If I've made any mistakes, please point them out in the comments
Find electric potential at a point at the edge of a charged disc of uniform surface charge density
I started by setting up a curved charge element(an Arc), and took the point about which I want to find the potential as Origin
Let the angle the point at which the arc touches either end of the disc be $\theta$ and the distance between the point and the ends of each element vary from $r$ to $R$
First to find the area of the element $dQ=r \sigma dr d({\theta})$
where r varies from r to R and the angle varies from $0$ to $\theta $
that gives $\sigma \frac{(R^2-r^2)}{2}\theta $ as the charge on a given charge element
now $dV =\frac{kQ}{r}$
so here $$dV=\sigma \frac{(R^2-r^2)}{2}\theta $$
so
not too sure how to proceed from here
Alternatively, starting by finding the Potential due to an arc at a distance $x$ from its midpoint
so that would be
$dV=\frac{\sigma xdxd\theta}{x}$
which would mean the potential would be
$$dV=\int_0^\theta \int_r^R\sigma dxd theta $$
which simply is $\sigma (R-r)\theta $
Edit:- If possible, I would like to stick to Cartesian coordinates and single integrals
Best Answer
Let's take your first approach. The problem is we need to know the distance between the point $r \times \theta$ (where $r \in [0, R]$ and $\theta \in [0, 2 \pi)$) and the location of the test charge, $R \times 0$. To find the distance, let's convert into Cartesian coordinates: the first point becomes $r \cos \theta \times r \sin \theta$, and the test charge becomes $R \times 0$. The (Euclidean) distance is therefore $d (r) = ((R - r \cos \theta)^2 + (r \sin \theta)^2)^\frac{1}{2}$.

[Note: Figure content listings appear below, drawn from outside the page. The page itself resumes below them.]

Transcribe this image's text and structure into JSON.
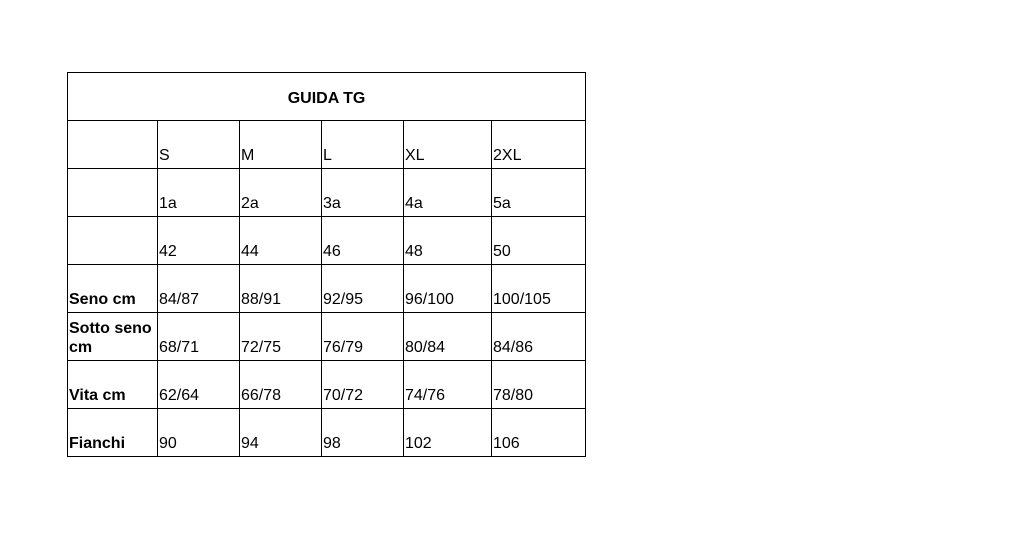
{
  "title": "GUIDA TG",
  "header_rows": [
    [
      "",
      "S",
      "M",
      "L",
      "XL",
      "2XL"
    ],
    [
      "",
      "1a",
      "2a",
      "3a",
      "4a",
      "5a"
    ],
    [
      "",
      "42",
      "44",
      "46",
      "48",
      "50"
    ]
  ],
  "rows": [
    {
      "label": "Seno cm",
      "values": [
        "84/87",
        "88/91",
        "92/95",
        "96/100",
        "100/105"
      ]
    },
    {
      "label": "Sotto seno cm",
      "values": [
        "68/71",
        "72/75",
        "76/79",
        "80/84",
        "84/86"
      ]
    },
    {
      "label": "Vita cm",
      "values": [
        "62/64",
        "66/78",
        "70/72",
        "74/76",
        "78/80"
      ]
    },
    {
      "label": "Fianchi",
      "values": [
        "90",
        "94",
        "98",
        "102",
        "106"
      ]
    }
  ]
}
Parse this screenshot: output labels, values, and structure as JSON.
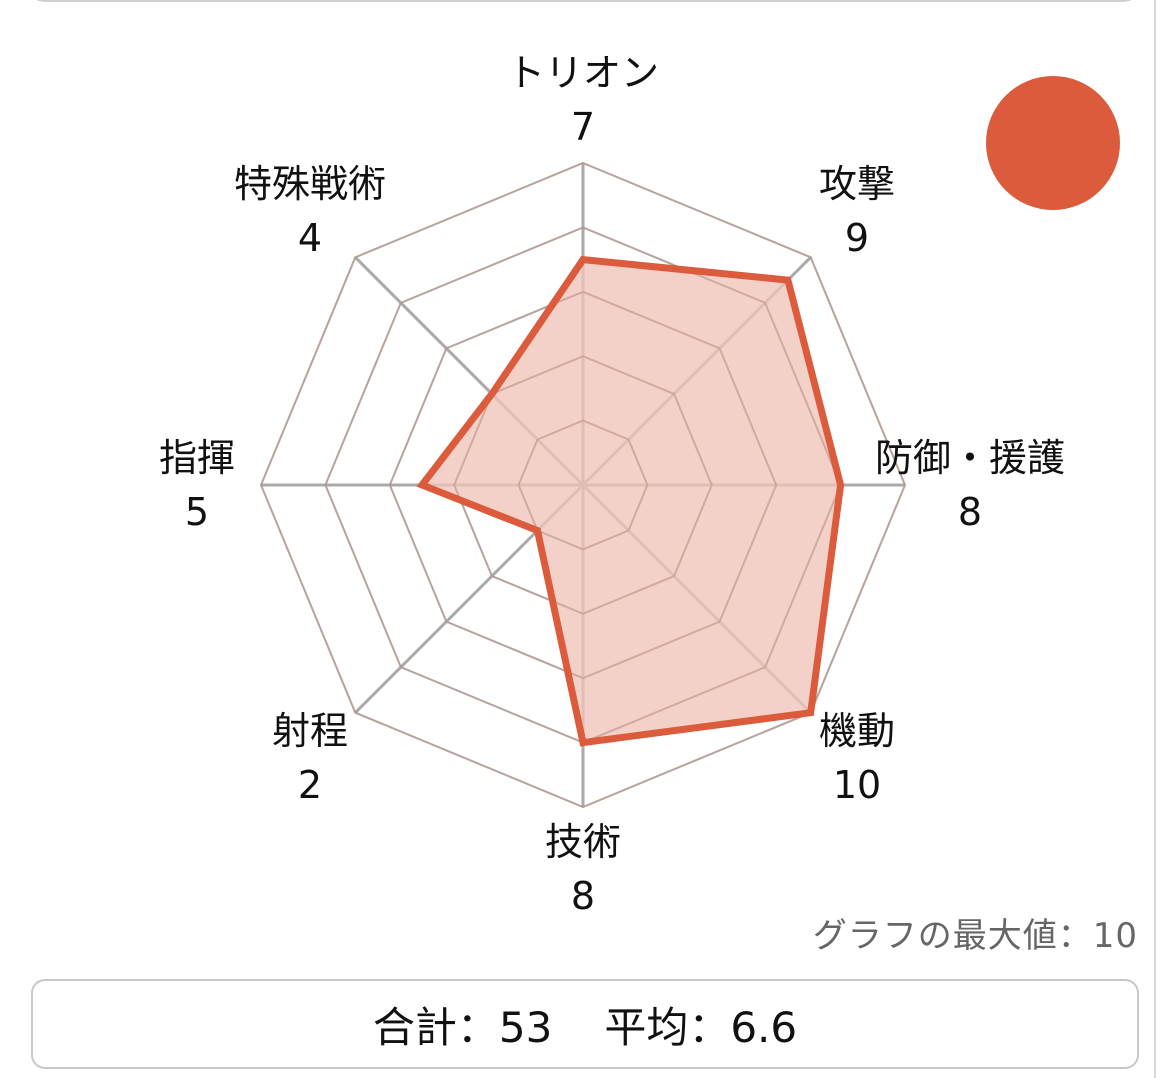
{
  "chart_data": {
    "type": "radar",
    "axes": [
      {
        "label": "トリオン",
        "value": 7
      },
      {
        "label": "攻撃",
        "value": 9
      },
      {
        "label": "防御・援護",
        "value": 8
      },
      {
        "label": "機動",
        "value": 10
      },
      {
        "label": "技術",
        "value": 8
      },
      {
        "label": "射程",
        "value": 2
      },
      {
        "label": "指揮",
        "value": 5
      },
      {
        "label": "特殊戦術",
        "value": 4
      }
    ],
    "rmax": 10,
    "grid_levels": 5,
    "series_color": "#db5b3c",
    "fill_color": "#f0c4b8",
    "grid_color": "#bbbbbb"
  },
  "max_note": "グラフの最大値：10",
  "summary": {
    "total_text": "合計：53",
    "average_text": "平均：6.6"
  }
}
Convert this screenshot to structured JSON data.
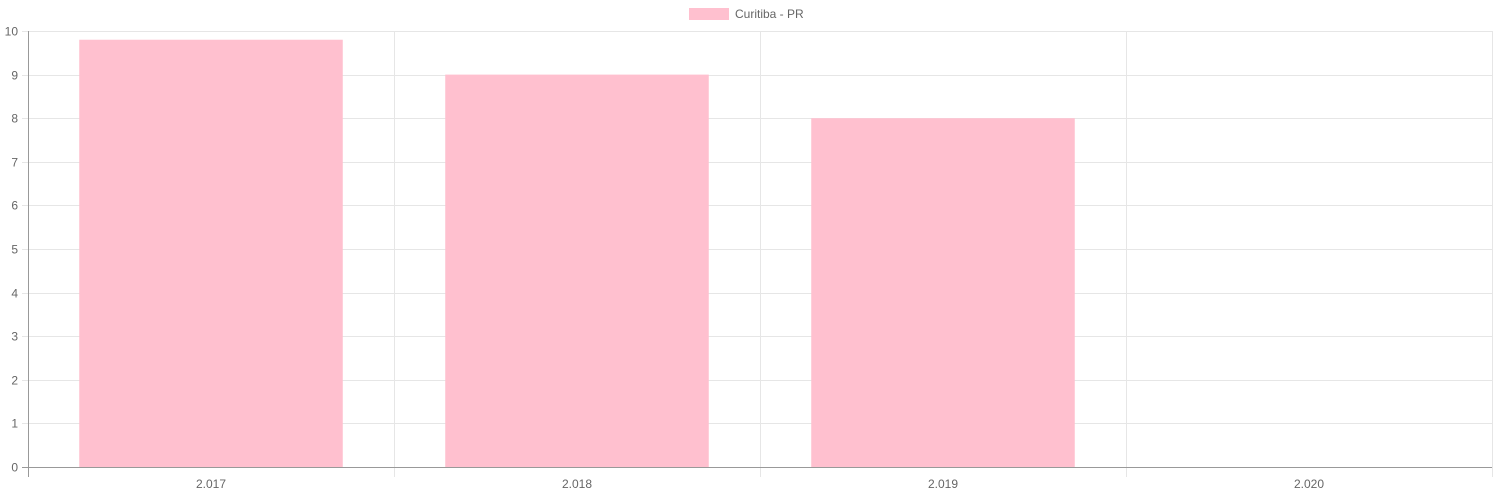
{
  "chart_data": {
    "type": "bar",
    "categories": [
      "2.017",
      "2.018",
      "2.019",
      "2.020"
    ],
    "series": [
      {
        "name": "Curitiba - PR",
        "values": [
          9.8,
          9,
          8,
          null
        ],
        "color": "#ffc0cf"
      }
    ],
    "y_ticks": [
      "0",
      "1",
      "2",
      "3",
      "4",
      "5",
      "6",
      "7",
      "8",
      "9",
      "10"
    ],
    "ylim": [
      0,
      10
    ],
    "grid": true,
    "legend_position": "top-center",
    "title": "",
    "xlabel": "",
    "ylabel": ""
  }
}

You are correct that the differential charge is $dQ = \sigma r dr d\theta$. The contribution of the charge to the potential is $dV = k \frac{dQ}{d}$. Therefore, your desired potential is
$$V = k \sigma \int_0^R \int_0^{2 \pi} \frac{r}{(R^2 - 2 r R \cos \theta + r^2)^\frac{1}{2}} d\theta dr$$
You could non-dimensionalize a bit with $\hat{r} = \frac{r}{R}$ to get
$$V = [k \sigma R] \underbrace{\int_0^1 \int_0^{2 \pi} \hat{r} (1 - 2 \hat{r} \cos \theta + \hat{r}^2)^{-\frac{1}{2}} d\theta d\hat{r}}_I$$
At this point it just becomes a matter of evaluating integrals. The integral over $\theta$ gives
$$I = \int_0^1 \left( \frac{4 \hat{r}}{1 - \hat{r}} \right) K \left(- \frac{4 \hat{r}}{(1 - \hat{r})^2} \right) d\hat{r}$$
where $K(x)$ is an elliptic integral of the first kind. The result turns out to be $I = 4$. So your answer is
$$V = 4 k \sigma R$$
EDIT
The really simple answer suggests there might be a simpler approach. There is indeed for this problem. Consider arcs centered $R \times 0$. These arcs will intersect the disc at two points; let the separation angle be $2 \theta$. Note that $\theta$ ranges from $\frac{\pi}{2}$ (when the arc has $0$ radius) down to $0$ (when the arc has a radius of $2 R$). Through simple trigonometry, you can see that the relationship between the radius of the arc and $\theta$ is given by $r = 2 R \cos \theta$. The differential charge on an arc is $dQ = 2 \sigma r \theta dr$, so the contribution to the potential is $dV = k \frac{dQ}{r} = 2 k \sigma \theta dr = -4 k \sigma R \sin \theta d\theta$. Then
$$V = \int_{\frac{\pi}{2}}^0 -4 k \sigma R \sin \theta d\theta = 4 k \sigma R \underbrace{\int_0^{\frac{\pi}{2}} \sin \theta d\theta}_{1} = 4 k \sigma R$$
just the same as with the more complicated method.